Focus retains its efficacy under quantization (INT8), incurring only ~0.5% additional accuracy loss. It further generalizes to image-based VLMs, maintaining robust speedup and accuracy preservation, and can be naturally extended to Vision-Language-Action (VLA) settings due to its modality-agnostic concentration pipeline.
Implications and Future Directions
Focus demonstrates that direct, modular hardware support for semantic and fine-grained redundancy elimination in VLMs is feasible, effective, and scalable. The removal of global, token-level bottlenecks in favor of block- and vector-level, context-aware streaming enables high utilization with minimal power and area overhead. This methodology effectively bridges the gap between algorithmic sparsity and practical hardware efficiency, allowing for deployment of large VLMs on both cloud and edge configurations.

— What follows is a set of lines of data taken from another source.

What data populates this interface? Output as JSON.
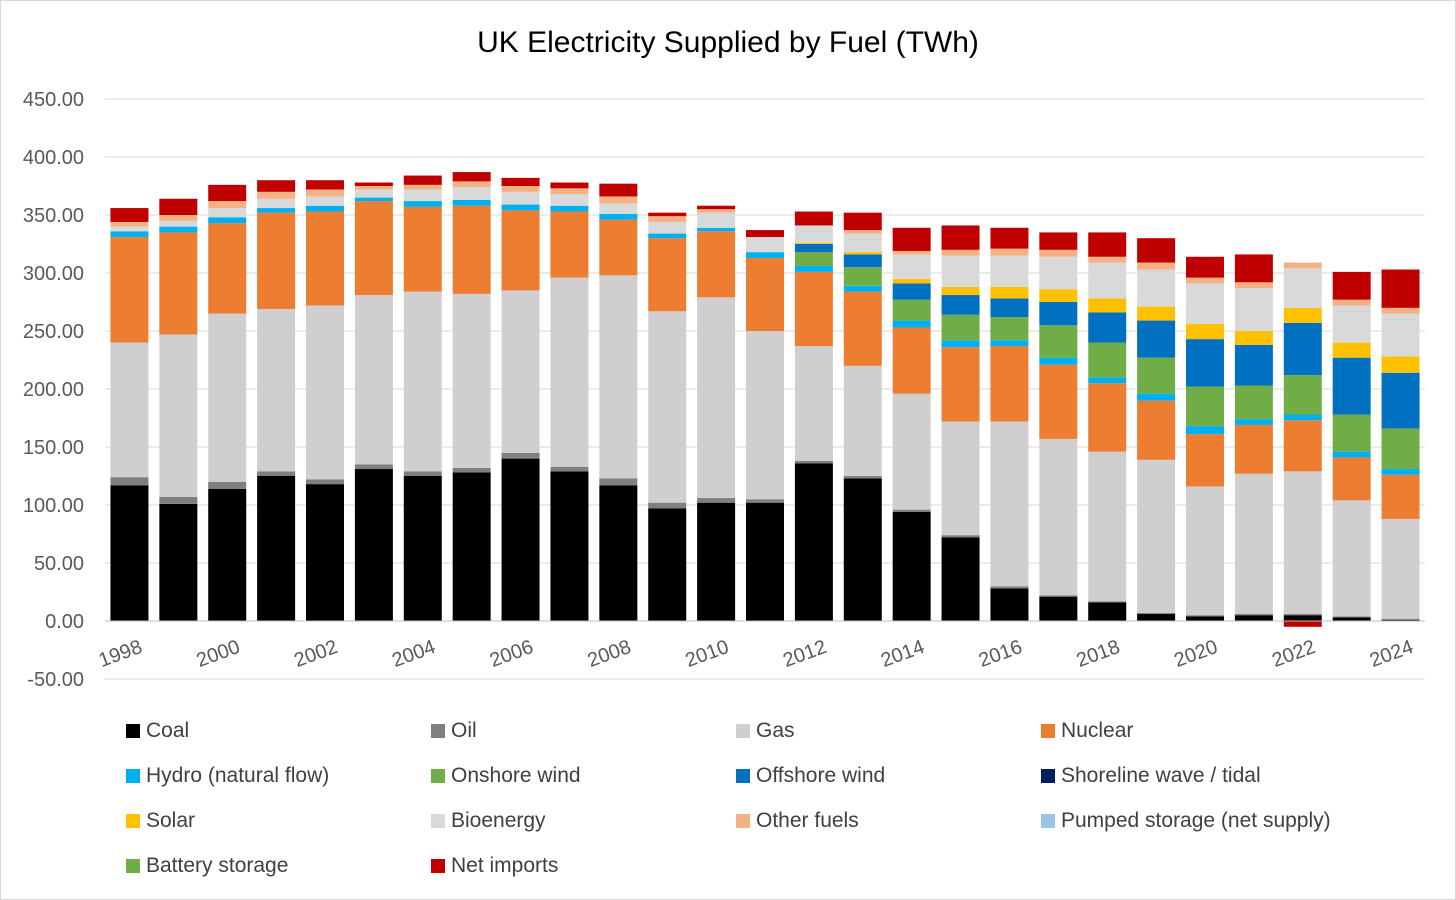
{
  "chart_data": {
    "type": "bar",
    "stacked": true,
    "title": "UK Electricity Supplied by Fuel (TWh)",
    "xlabel": "",
    "ylabel": "",
    "ylim": [
      -50,
      450
    ],
    "yticks": [
      -50,
      0,
      50,
      100,
      150,
      200,
      250,
      300,
      350,
      400,
      450
    ],
    "ytick_labels": [
      "-50.00",
      "0.00",
      "50.00",
      "100.00",
      "150.00",
      "200.00",
      "250.00",
      "300.00",
      "350.00",
      "400.00",
      "450.00"
    ],
    "grid": true,
    "legend_position": "bottom",
    "categories": [
      "1998",
      "1999",
      "2000",
      "2001",
      "2002",
      "2003",
      "2004",
      "2005",
      "2006",
      "2007",
      "2008",
      "2009",
      "2010",
      "2011",
      "2012",
      "2013",
      "2014",
      "2015",
      "2016",
      "2017",
      "2018",
      "2019",
      "2020",
      "2021",
      "2022",
      "2023",
      "2024"
    ],
    "xtick_labels": [
      "1998",
      "",
      "2000",
      "",
      "2002",
      "",
      "2004",
      "",
      "2006",
      "",
      "2008",
      "",
      "2010",
      "",
      "2012",
      "",
      "2014",
      "",
      "2016",
      "",
      "2018",
      "",
      "2020",
      "",
      "2022",
      "",
      "2024"
    ],
    "series": [
      {
        "name": "Coal",
        "color": "#000000",
        "values": [
          117,
          101,
          114,
          125,
          118,
          131,
          125,
          128,
          140,
          129,
          117,
          97,
          102,
          102,
          136,
          123,
          94,
          72,
          28,
          21,
          16,
          6,
          4,
          5,
          5,
          3,
          1
        ]
      },
      {
        "name": "Oil",
        "color": "#7f7f7f",
        "values": [
          7,
          6,
          6,
          4,
          4,
          4,
          4,
          4,
          5,
          4,
          6,
          5,
          4,
          3,
          2,
          2,
          2,
          2,
          2,
          1,
          1,
          1,
          1,
          1,
          1,
          1,
          1
        ]
      },
      {
        "name": "Gas",
        "color": "#d0cece",
        "values": [
          116,
          140,
          145,
          140,
          150,
          146,
          155,
          150,
          140,
          163,
          175,
          165,
          173,
          145,
          99,
          95,
          100,
          98,
          142,
          135,
          129,
          132,
          111,
          121,
          123,
          100,
          86
        ]
      },
      {
        "name": "Nuclear",
        "color": "#ed7d31",
        "values": [
          91,
          88,
          78,
          83,
          81,
          81,
          73,
          76,
          69,
          57,
          48,
          63,
          57,
          63,
          64,
          64,
          57,
          64,
          65,
          64,
          59,
          51,
          45,
          42,
          44,
          37,
          38
        ]
      },
      {
        "name": "Hydro (natural flow)",
        "color": "#00b0f0",
        "values": [
          5,
          5,
          5,
          4,
          5,
          3,
          5,
          5,
          5,
          5,
          5,
          4,
          3,
          5,
          5,
          5,
          6,
          6,
          5,
          6,
          5,
          6,
          7,
          5,
          5,
          5,
          5
        ]
      },
      {
        "name": "Onshore wind",
        "color": "#70ad47",
        "values": [
          0,
          0,
          0,
          0,
          0,
          0,
          0,
          0,
          0,
          0,
          0,
          0,
          0,
          0,
          12,
          16,
          18,
          22,
          20,
          28,
          30,
          31,
          34,
          29,
          34,
          32,
          35
        ]
      },
      {
        "name": "Offshore wind",
        "color": "#0070c0",
        "values": [
          0,
          0,
          0,
          0,
          0,
          0,
          0,
          0,
          0,
          0,
          0,
          0,
          0,
          0,
          7,
          11,
          14,
          17,
          16,
          20,
          26,
          32,
          41,
          35,
          45,
          49,
          48
        ]
      },
      {
        "name": "Shoreline wave / tidal",
        "color": "#002060",
        "values": [
          0,
          0,
          0,
          0,
          0,
          0,
          0,
          0,
          0,
          0,
          0,
          0,
          0,
          0,
          0,
          0,
          0,
          0,
          0,
          0,
          0,
          0,
          0,
          0,
          0,
          0,
          0
        ]
      },
      {
        "name": "Solar",
        "color": "#ffc000",
        "values": [
          0,
          0,
          0,
          0,
          0,
          0,
          0,
          0,
          0,
          0,
          0,
          0,
          0,
          0,
          1,
          2,
          4,
          7,
          10,
          11,
          12,
          12,
          13,
          12,
          13,
          13,
          14
        ]
      },
      {
        "name": "Bioenergy",
        "color": "#d9d9d9",
        "values": [
          4,
          5,
          8,
          8,
          8,
          7,
          10,
          11,
          11,
          10,
          9,
          10,
          13,
          13,
          15,
          16,
          21,
          27,
          27,
          28,
          31,
          32,
          35,
          37,
          34,
          32,
          37
        ]
      },
      {
        "name": "Other fuels",
        "color": "#f4b183",
        "values": [
          4,
          5,
          6,
          6,
          6,
          3,
          4,
          5,
          5,
          5,
          6,
          5,
          3,
          0,
          0,
          3,
          3,
          5,
          6,
          6,
          5,
          6,
          5,
          5,
          5,
          5,
          5
        ]
      },
      {
        "name": "Pumped storage (net supply)",
        "color": "#9dc3e6",
        "values": [
          0,
          0,
          0,
          0,
          0,
          0,
          0,
          0,
          0,
          0,
          0,
          0,
          0,
          0,
          0,
          0,
          0,
          0,
          0,
          0,
          0,
          0,
          0,
          0,
          0,
          0,
          0
        ]
      },
      {
        "name": "Battery storage",
        "color": "#70ad47",
        "values": [
          0,
          0,
          0,
          0,
          0,
          0,
          0,
          0,
          0,
          0,
          0,
          0,
          0,
          0,
          0,
          0,
          0,
          0,
          0,
          0,
          0,
          0,
          0,
          0,
          0,
          0,
          0
        ]
      },
      {
        "name": "Net imports",
        "color": "#c00000",
        "values": [
          12,
          14,
          14,
          10,
          8,
          3,
          8,
          8,
          7,
          5,
          11,
          3,
          3,
          6,
          12,
          15,
          20,
          21,
          18,
          15,
          21,
          21,
          18,
          24,
          -5,
          24,
          33
        ]
      }
    ]
  }
}
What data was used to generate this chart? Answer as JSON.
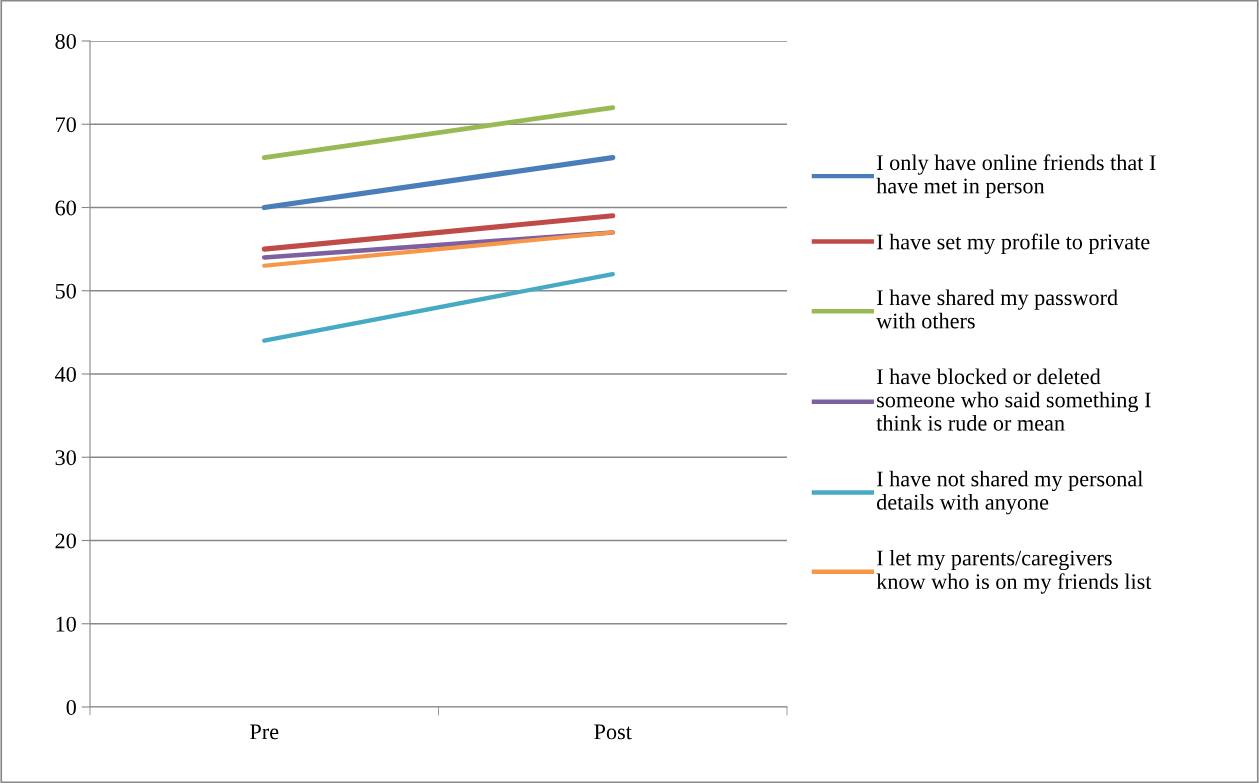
{
  "chart_data": {
    "type": "line",
    "categories": [
      "Pre",
      "Post"
    ],
    "series": [
      {
        "name": "I only have online friends that I\nhave met in person",
        "color": "#4a7ebb",
        "values": [
          60,
          66
        ]
      },
      {
        "name": "I have set my profile to private",
        "color": "#be4b48",
        "values": [
          55,
          59
        ]
      },
      {
        "name": "I have shared my password\nwith others",
        "color": "#98b954",
        "values": [
          66,
          72
        ]
      },
      {
        "name": "I have blocked or deleted\nsomeone who said something I\nthink is rude or mean",
        "color": "#7d60a0",
        "values": [
          54,
          57
        ]
      },
      {
        "name": "I have not shared my personal\ndetails with anyone",
        "color": "#46aac5",
        "values": [
          44,
          52
        ]
      },
      {
        "name": "I let my parents/caregivers\nknow who is on my friends list",
        "color": "#f79646",
        "values": [
          53,
          57
        ]
      }
    ],
    "ylim": [
      0,
      80
    ],
    "yticks": [
      0,
      10,
      20,
      30,
      40,
      50,
      60,
      70,
      80
    ],
    "grid": "y",
    "legend": "right",
    "marker": "none",
    "line_style": "solid"
  }
}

Potential directions include dynamic adaptation of concentration parameters based on run-time input characteristics, further integration with structured pruning and quantization, and cross-modal sparsity exploitation in future multimodal foundation models. The modular gather-scatter pipeline and bank-conflict-free layouter are especially relevant for next-generation heterogenous accelerators and memory subsystems targeting multi-modal AI workloads.
Conclusion
Focus represents a principled step toward hardware-aware, high-granularity acceleration of multimodal deep models. By aligning algorithmic concentration at multiple levels with streaming, tile-local hardware execution, Focus achieves state-of-the-art compute and energy efficiency, scalable deployment, and robust accuracy preservation for diverse VLM applications (2512.14661).